Tone map by context — a description of how tone shifts across the emotional contexts the product is likely to encounter: onboarding, success states, error states, cancellation flows, transactional communications.
What we never do — specific prohibitions that reflect a strong position: we never use passive-aggressive language, we never make promises we cannot keep, we never use jargon without explaining it.
Voice consistency across teams
Voice guides exist because content in products is typically written by many people: designers writing microcopy, developers writing error messages, marketers writing landing pages, support writing help documentation. Without a shared understanding of voice, the product accumulates inconsistencies: one team sounds formal, another casual; one section is warm, another cold.

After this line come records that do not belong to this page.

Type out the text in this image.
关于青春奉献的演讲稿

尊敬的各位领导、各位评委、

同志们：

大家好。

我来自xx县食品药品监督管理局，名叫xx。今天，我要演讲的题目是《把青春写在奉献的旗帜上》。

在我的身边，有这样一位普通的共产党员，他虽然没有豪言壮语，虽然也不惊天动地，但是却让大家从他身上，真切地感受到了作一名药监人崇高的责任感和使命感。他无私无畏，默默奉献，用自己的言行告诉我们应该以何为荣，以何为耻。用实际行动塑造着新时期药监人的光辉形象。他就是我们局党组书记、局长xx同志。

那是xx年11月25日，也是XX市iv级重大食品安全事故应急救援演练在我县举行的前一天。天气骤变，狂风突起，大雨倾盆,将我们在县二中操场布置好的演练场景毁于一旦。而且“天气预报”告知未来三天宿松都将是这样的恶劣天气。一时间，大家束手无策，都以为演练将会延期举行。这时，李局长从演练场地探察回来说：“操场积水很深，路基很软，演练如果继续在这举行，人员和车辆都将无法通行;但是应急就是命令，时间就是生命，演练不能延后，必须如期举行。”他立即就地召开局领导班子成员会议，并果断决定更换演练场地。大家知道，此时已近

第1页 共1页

Voice consistency is not about eliminating individual expression. It is about ensuring that the personality of the product is coherent regardless of who wrote a particular piece of content.
Brand voice and plain language conflict in functional moments — error messages, labels, instructions — where voice can complicate the clarity users need. The Conflict Matrix covers the resolution: clarity wins at task moments; voice wins at ambient ones.